I've watched three fintech startups pitch AI-powered fraud detection in the last month. I've seen healthcare companies demo diagnostic assistants. I've sat through compliance automation decks. Every single one leans hard on accuracy metrics—F1 scores, precision-recall curves, benchmark performance.
None of them mentioned reproducibility.
None of them addressed what happens when the same transaction, run through the same model six months apart, gets flagged once and cleared five times.
The gap between lab benchmarks and production reliability is where the current wave of AI companies will die. Benchmarks measure aggregate performance across thousands of examples. Production systems need per-instance consistency. Those are not the same thing.
Street's carb-counting test is brutal because the stakes are legible. Dose wrong, go to the hospital. But the same dynamic plays out in less visible domains. Contract review tools that flag different clauses on successive reads. Code review assistants that approve a pull request one day and reject it the next. Customer support bots that escalate identical tickets inconsistently.
You can paper over some of this with engineering. Set temperature to zero. Use greedy decoding. Cache outputs. But you're fighting the architecture. You're trying to make a storytelling engine do arithmetic.
The smarter move—and I'm seeing this in maybe five percent of pitches—is to be honest about what LLMs are good for and build hybrid systems. Use the model to generate candidates. Use deterministic code to validate and rank them. Don't ask the AI to be the source of truth; ask it to be a very good guesser that feeds into a classical pipeline.
Earth AI, the critical minerals startup that just made news for vertically integrating its exploration stack, gets this. They're using models to identify promising geological formations, then validating with actual drilling and assays. The AI accelerates search. It doesn't replace measurement.
That's the pattern I want to see more of: AI as a filter, not an oracle.
Because here's what happens when you deploy a non-deterministic system in a deterministic use case: you get variance. And in regulated industries, in medical contexts, in anything involving money or safety, unexplained variance is called liability.
I talked to a legal tech founder last week who's pivoting away from automated contract generation. They spent eight months trying to get consistent output. Couldn't do it. Now they're rebuilding as a clause suggestion tool with human review. They'll move slower. They'll also ship something that works.
The carb-counting story is going to haunt a lot of pitch decks. Street published his methodology. Other people are going to run the same tests on their domains. Customer support tickets. Invoice processing. Medical triage. Every use case where people assumed accuracy on a test set means reliability in production.
Some of those tests are going to be fine. Translation, summarization, content generation—those tolerate variance. But any application where determinism matters is about to have a reckoning.
The tell is going to be how companies respond. The ones that say 'temperature zero solves this' or 'our fine-tuning fixes it' are lying to themselves.

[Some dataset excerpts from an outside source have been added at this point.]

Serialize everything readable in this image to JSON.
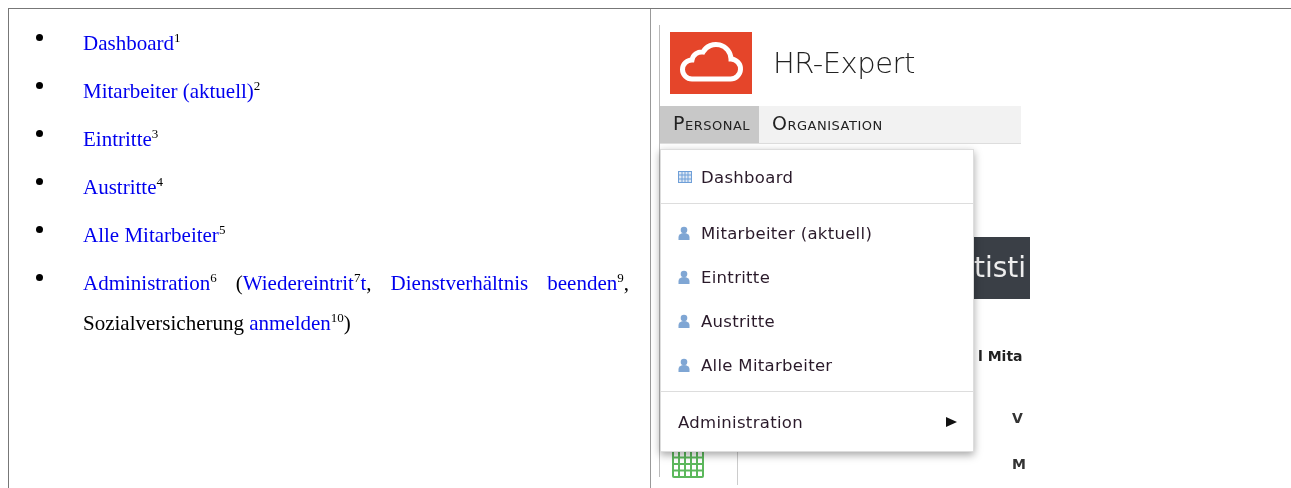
{
  "bullet_list": [
    {
      "segments": [
        {
          "kind": "link",
          "text": "Dashboard$^{1}$"
        }
      ]
    },
    {
      "segments": [
        {
          "kind": "link",
          "text": "Mitarbeiter (aktuell)$^{2}$"
        }
      ]
    },
    {
      "segments": [
        {
          "kind": "link",
          "text": "Eintritte$^{3}$"
        }
      ]
    },
    {
      "segments": [
        {
          "kind": "link",
          "text": "Austritte$^{4}$"
        }
      ]
    },
    {
      "segments": [
        {
          "kind": "link",
          "text": "Alle Mitarbeiter$^{5}$"
        }
      ]
    },
    {
      "segments": [
        {
          "kind": "link",
          "text": "Administration$^{6}$"
        },
        {
          "kind": "plain",
          "text": " ("
        },
        {
          "kind": "link",
          "text": "Wiedereintrit$^{7}$t"
        },
        {
          "kind": "plain",
          "text": ", "
        },
        {
          "kind": "link",
          "text": "Dienstverhältnis beenden$^{9}$"
        },
        {
          "kind": "plain",
          "text": ", Sozialversicherung "
        },
        {
          "kind": "link",
          "text": "anmelden$^{10}$"
        },
        {
          "kind": "plain",
          "text": ")"
        }
      ]
    }
  ],
  "app": {
    "title": "HR-Expert",
    "menu": [
      {
        "label": "Personal",
        "selected": true
      },
      {
        "label": "Organisation",
        "selected": false
      }
    ],
    "dropdown": [
      {
        "kind": "dashboard",
        "label": "Dashboard"
      },
      {
        "kind": "separator"
      },
      {
        "kind": "person",
        "label": "Mitarbeiter (aktuell)"
      },
      {
        "kind": "person",
        "label": "Eintritte"
      },
      {
        "kind": "person",
        "label": "Austritte"
      },
      {
        "kind": "person",
        "label": "Alle Mitarbeiter"
      },
      {
        "kind": "separator"
      },
      {
        "kind": "submenu",
        "label": "Administration"
      }
    ],
    "background": {
      "banner": "tisti",
      "heading": "l Mita",
      "row_labels": [
        "V",
        "M"
      ]
    }
  }
}
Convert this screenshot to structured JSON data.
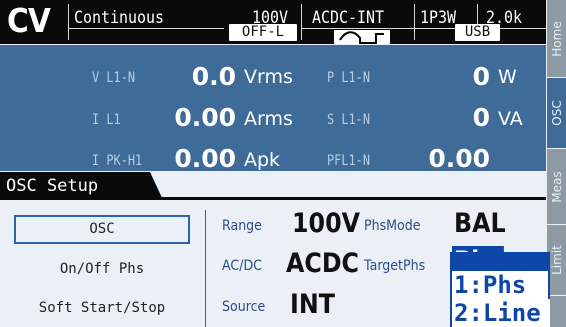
{
  "header": {
    "mode": "CV",
    "operation": "Continuous",
    "output_state": "OFF-L",
    "range": "100V",
    "source_mode": "ACDC-INT",
    "phase_config": "1P3W",
    "capacity": "2.0k",
    "interface": "USB"
  },
  "tabs": [
    {
      "label": "Home"
    },
    {
      "label": "OSC"
    },
    {
      "label": "Meas"
    },
    {
      "label": "Limit"
    }
  ],
  "measurements": {
    "voltage": {
      "label": "V L1-N",
      "value": "0.0",
      "unit": "Vrms"
    },
    "current": {
      "label": "I L1",
      "value": "0.00",
      "unit": "Arms"
    },
    "peak_current": {
      "label": "I PK-H1",
      "value": "0.00",
      "unit": "Apk"
    },
    "power": {
      "label": "P L1-N",
      "value": "0",
      "unit": "W"
    },
    "apparent_power": {
      "label": "S L1-N",
      "value": "0",
      "unit": "VA"
    },
    "power_factor": {
      "label": "PFL1-N",
      "value": "0.00"
    }
  },
  "setup": {
    "title": "OSC Setup",
    "menu": [
      {
        "label": "OSC",
        "selected": true
      },
      {
        "label": "On/Off Phs",
        "selected": false
      },
      {
        "label": "Soft Start/Stop",
        "selected": false
      }
    ],
    "params": {
      "range": {
        "label": "Range",
        "value": "100V"
      },
      "acdc": {
        "label": "AC/DC",
        "value": "ACDC"
      },
      "source": {
        "label": "Source",
        "value": "INT"
      },
      "phsmode": {
        "label": "PhsMode",
        "value": "BAL"
      },
      "targetphs": {
        "label": "TargetPhs",
        "value": "Phs"
      }
    }
  },
  "popup": {
    "options": [
      "1:Phs",
      "2:Line"
    ],
    "selected_index": 0
  },
  "colors": {
    "header_bg": "#0a0a0a",
    "meas_bg": "#3f6b99",
    "accent": "#2b63ad",
    "popup_bg": "#0f47a8",
    "panel_bg": "#eaf0f6"
  }
}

The ones that say 'you're right, we're rebuilding the system to use AI as a component, not the whole stack' might survive.

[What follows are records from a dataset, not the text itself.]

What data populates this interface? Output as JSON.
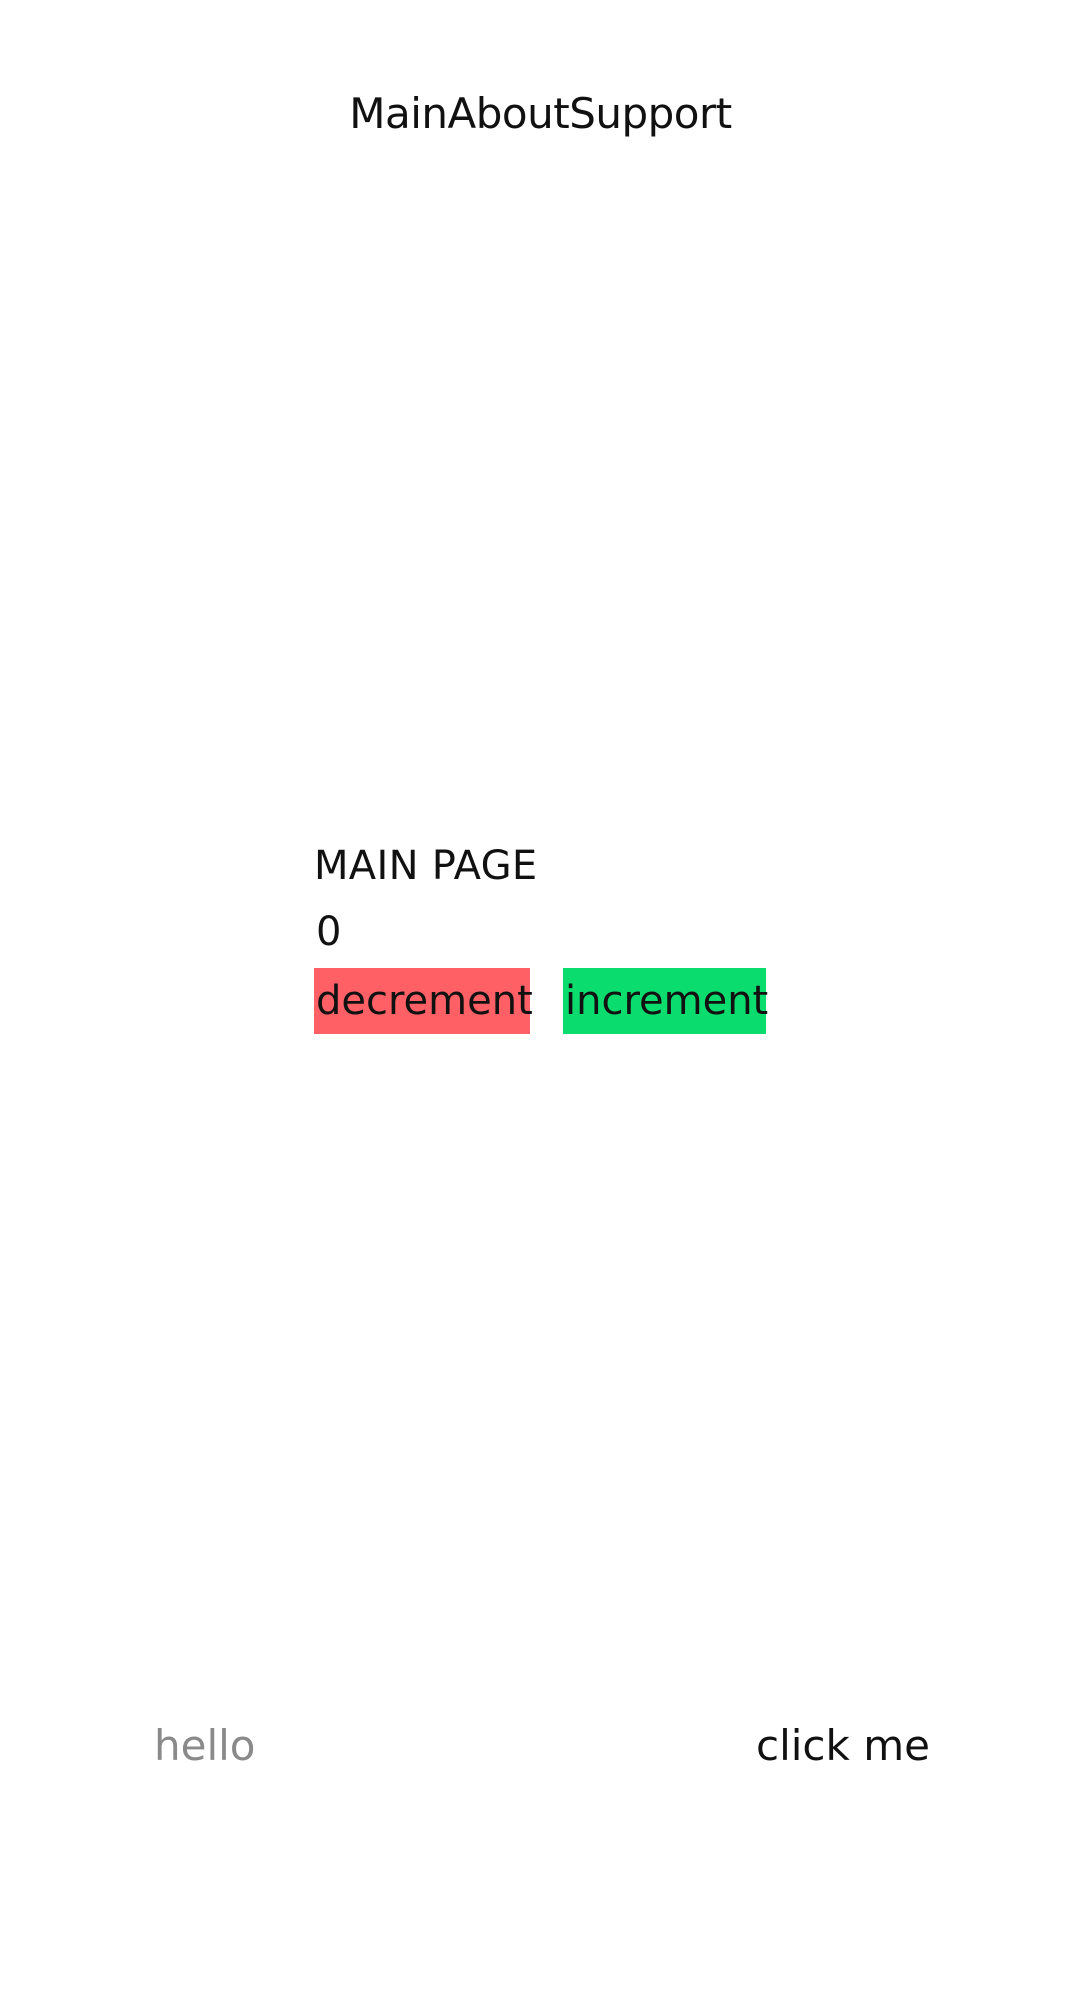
{
  "nav": {
    "items": [
      {
        "label": "Main"
      },
      {
        "label": "About"
      },
      {
        "label": "Support"
      }
    ]
  },
  "main": {
    "title": "MAIN PAGE",
    "count": "0",
    "decrement_label": "decrement",
    "increment_label": "increment"
  },
  "footer": {
    "left_text": "hello",
    "button_label": "click me"
  },
  "colors": {
    "decrement_bg": "#ff6066",
    "increment_bg": "#0adc6e",
    "muted_text": "#8a8a8a",
    "text": "#111111",
    "background": "#ffffff"
  }
}
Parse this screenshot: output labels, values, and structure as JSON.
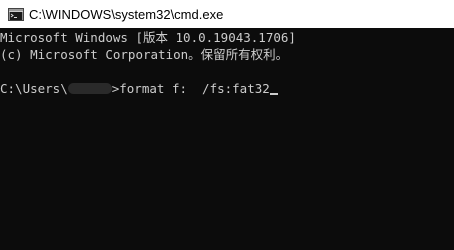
{
  "window": {
    "title": "C:\\WINDOWS\\system32\\cmd.exe",
    "icon": "cmd-icon"
  },
  "console": {
    "version_line": "Microsoft Windows [版本 10.0.19043.1706]",
    "copyright_line": "(c) Microsoft Corporation。保留所有权利。",
    "prompt_prefix": "C:\\Users\\",
    "prompt_command": ">format f:  /fs:fat32"
  },
  "colors": {
    "background": "#0c0c0c",
    "text": "#cccccc",
    "titlebar": "#ffffff"
  }
}
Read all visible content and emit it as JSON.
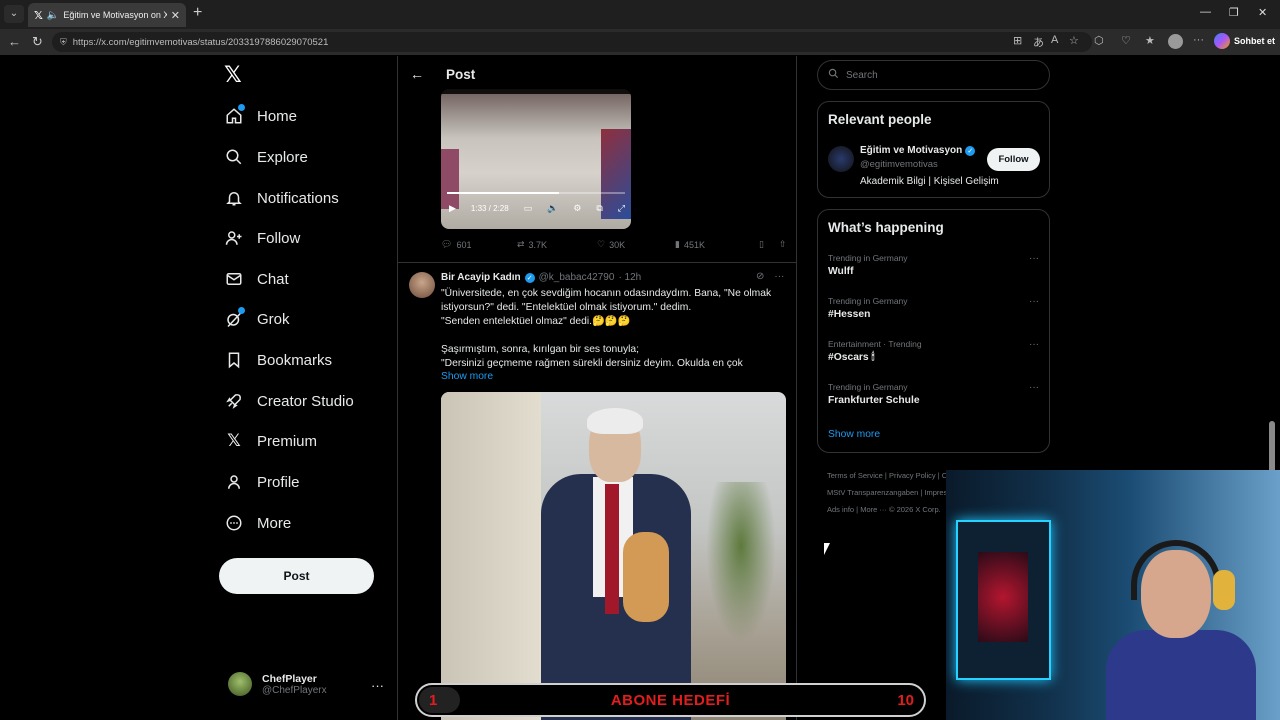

I've been writing about AI washing for two years. This is the next phase. It's not about companies claiming to use AI when they don't. It's about companies using AI for tasks it's fundamentally not designed for, then discovering the mismatch in production.
Street's experiment is a gift to every CTO who's been told to 'just add AI.' It's a twenty-seven-thousand-iteration proof that probabilistic models can't do deterministic work. You can quote that on your next sprint planning call.
The question now is whether the market figures this out before or after the next funding round. My money's on after. But the startups that pivot early—that rebuild around hybrid architectures, that sell AI augmentation instead of AI replacement—are going to be the ones still here in two years.
Because you can raise on a demo. But you can't retain customers on a model that gives a different answer every time.